Ascoval Saint-Saulve : une hirondelle ne fait pas le printemps

Communiqué de FO Métaux par Métaux

Franck CRUSIAUX/REA

Si la commande annoncée le 25 novembre par SNCF Réseau constitue une bouffée d’oxygène pour l’aciérie de Saint-Saulve, faut-il pour autant y voir le bout du tunnel pour Ascoval Saint- Saulve et ses 270 salariés ? A première vue, oui.

Le 25 novembre, un accord avec l’usine BSFR d’Hayange (Moselle) a été annoncé pour fournir 140 000 tonnes/an de demi-produits (blooms) destinés à être transformés en rails pour SNCF Réseau. A priori, de quoi permettre à cette aciérie électrique de relever enfin la tête, après plusieurs années d’incertitude qui ont vu le site être ballotté de repreneur en repreneur. Cependant, à y regarder de plus près, la situation n’est pas aussi idyllique qu’annoncé. Car ce contrat ne prendra effet qu’à partir de septembre 2020…

D’ici là, il va falloir tenir !

Les faits sont têtus : Les volumes promis lors de la reprise par British Steel atteignent pour le moment la moitié de ce qui avait été convenu, soit les 136 000 tonnes de commandes prévues avec d’autres clients pour 2020 sur la gamme de produits habituels d’Ascoval. Les caisses d’Ascoval sont presque vides. L’entreprise survit grâce à des acomptes et les salariés sont en activité partielle.

Certes, les investissements sont au rendez-vous, mais les travaux correspondants, qui permettront à Ascoval de réaliser la commande pour SNCF Réseau, ne débuteront qu’en juillet prochain.

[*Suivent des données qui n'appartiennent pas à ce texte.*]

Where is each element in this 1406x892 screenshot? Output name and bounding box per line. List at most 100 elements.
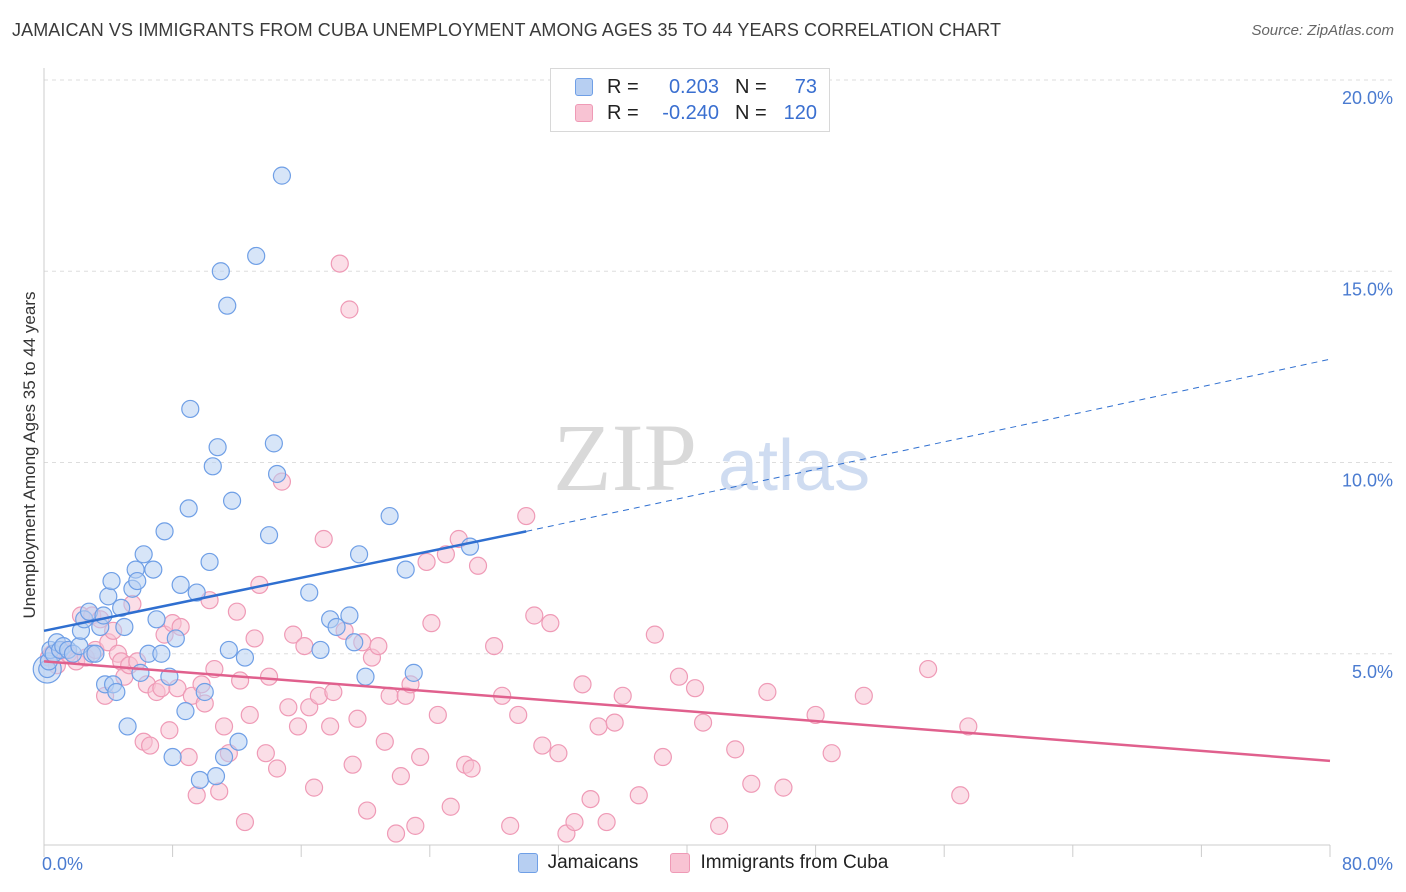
x-tick-label-max: 80.0% (1342, 854, 1393, 874)
y-tick-label: 10.0% (1342, 471, 1393, 491)
series-legend: Jamaicans Immigrants from Cuba (0, 852, 1406, 874)
cuba-point (597, 812, 616, 832)
jamaican-point (107, 682, 126, 702)
legend-r-label: R = (607, 101, 639, 124)
jamaican-point (356, 667, 375, 686)
legend-swatch-blue (517, 853, 538, 873)
cuba-point (854, 686, 873, 705)
legend-label-cuba: Immigrants from Cuba (700, 852, 889, 873)
jamaican-point (166, 629, 185, 648)
cuba-point (288, 717, 308, 736)
jamaican-point (131, 663, 150, 682)
jamaican-point (187, 583, 206, 602)
cuba-point (533, 736, 552, 755)
jamaican-point (147, 610, 166, 629)
legend-row-jamaicans: R = 0.203 N = 73 (551, 75, 817, 99)
cuba-point (227, 602, 246, 621)
cuba-point (669, 667, 689, 686)
cuba-point (509, 705, 528, 725)
legend-swatch-blue (575, 78, 593, 96)
chart-title: JAMAICAN VS IMMIGRANTS FROM CUBA UNEMPLO… (12, 20, 1002, 40)
jamaican-point (206, 767, 226, 786)
jamaican-point (118, 717, 137, 736)
jamaican-point (327, 617, 346, 637)
cuba-point (605, 713, 624, 732)
cuba-point (685, 679, 705, 698)
legend-label-jamaicans: Jamaicans (547, 852, 639, 873)
jamaican-point (259, 526, 279, 545)
cuba-point (321, 717, 340, 736)
jamaican-point (229, 732, 248, 751)
cuba-point (231, 671, 250, 690)
cuba-trend-line (43, 660, 1331, 763)
jamaican-point (264, 434, 283, 453)
legend-n-label: N = (735, 75, 767, 98)
cuba-point (726, 740, 745, 759)
cuba-point (468, 556, 488, 575)
jamaican-point (94, 606, 113, 625)
cuba-point (284, 625, 303, 644)
cuba-point (259, 667, 279, 686)
cuba-point (441, 797, 460, 816)
jamaican-point (219, 640, 238, 660)
legend-n-value: 120 (783, 101, 817, 124)
cuba-point (314, 529, 333, 549)
jamaican-point (152, 644, 171, 663)
cuba-point (501, 816, 520, 835)
cuba-point (295, 636, 314, 656)
legend-swatch-pink (670, 853, 691, 873)
cuba-point (422, 614, 441, 633)
cuba-point (240, 705, 259, 725)
cuba-point (613, 686, 632, 705)
jamaican-point (176, 702, 195, 721)
cuba-point (340, 300, 359, 319)
cuba-point (581, 789, 600, 809)
legend-n-value: 73 (794, 75, 817, 98)
cuba-point (160, 721, 179, 740)
jamaican-point (203, 457, 222, 476)
jamaican-point (179, 499, 198, 518)
watermark: ZIP atlas (553, 404, 870, 511)
cuba-point (693, 713, 713, 732)
correlation-legend: R = 0.203 N = 73 R = -0.240 N = 120 (550, 68, 830, 132)
cuba-point (710, 816, 729, 835)
legend-r-label: R = (607, 75, 639, 98)
y-tick-label: 20.0% (1342, 88, 1393, 108)
legend-swatch-pink (575, 104, 593, 122)
cuba-point (573, 675, 592, 694)
jamaican-point (272, 166, 292, 185)
cuba-point (391, 767, 410, 786)
cuba-point (330, 254, 349, 273)
cuba-point (386, 824, 406, 843)
jamaican-point (349, 545, 369, 564)
jamaican-point (396, 560, 415, 579)
cuba-point (140, 736, 160, 755)
cuba-point (645, 625, 664, 644)
cuba-point (774, 778, 793, 797)
cuba-point (324, 682, 343, 702)
cuba-point (380, 686, 399, 705)
cuba-point (406, 816, 425, 835)
cuba-point (541, 614, 560, 633)
cuba-point (187, 786, 206, 805)
watermark-zip: ZIP (553, 404, 697, 511)
legend-item-cuba: Immigrants from Cuba (670, 852, 888, 874)
cuba-point (411, 747, 430, 767)
y-tick-labels: 5.0% 10.0% 15.0% 20.0% (1342, 88, 1393, 682)
cuba-point (267, 759, 287, 778)
cuba-point (417, 552, 436, 572)
cuba-point (179, 747, 198, 767)
cuba-point (343, 755, 362, 774)
source-label: Source: ZipAtlas.com (1251, 22, 1394, 39)
jamaican-point (340, 606, 359, 625)
legend-row-cuba: R = -0.240 N = 120 (551, 101, 817, 125)
legend-r-value: 0.203 (668, 75, 719, 98)
cuba-point (245, 629, 264, 648)
cuba-point (959, 717, 978, 736)
cuba-point (589, 717, 608, 736)
cuba-point (822, 744, 841, 763)
jamaican-point (181, 399, 200, 419)
grid-lines (44, 79, 1395, 655)
cuba-point (235, 812, 255, 832)
axes (43, 68, 1331, 857)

Il faudra ensuite ajouter trois mois d’homologation clients. Les livraisons ne débuteront donc pas avant début 2021. Autrement dit, les salariés vont encore devoir tenir plus d’une année avant de retrouver un rythme de croisière soutenable et garantissant un avenir au site.

Si FO Métaux salue l’avancée que constitue ce contrat, elle ne considère pas pour autant que tout est réglé. Aux côtés des salariés d’Ascoval depuis le début, notre organisation a pu mesurer avec eux combien les promesses et les engagements pouvaient se révéler fragiles et peu durables. Elle sait aussi que ce sont toujours les salariés qui payent pour les erreurs, qu’il s’agisse de celles des dirigeants ou des pouvoirs publics.

Le chemin de la convalescence sera encore long et Ascoval Saint-Saulve est loin d’être sortie de la zone de danger.

La Fédération FO de la métallurgie accompagnera les salariés avec la plus grande vigilance et la toute la force de son exigence pour assurer un futur durable à l’industrie et à celles et ceux qui lui donnent vie.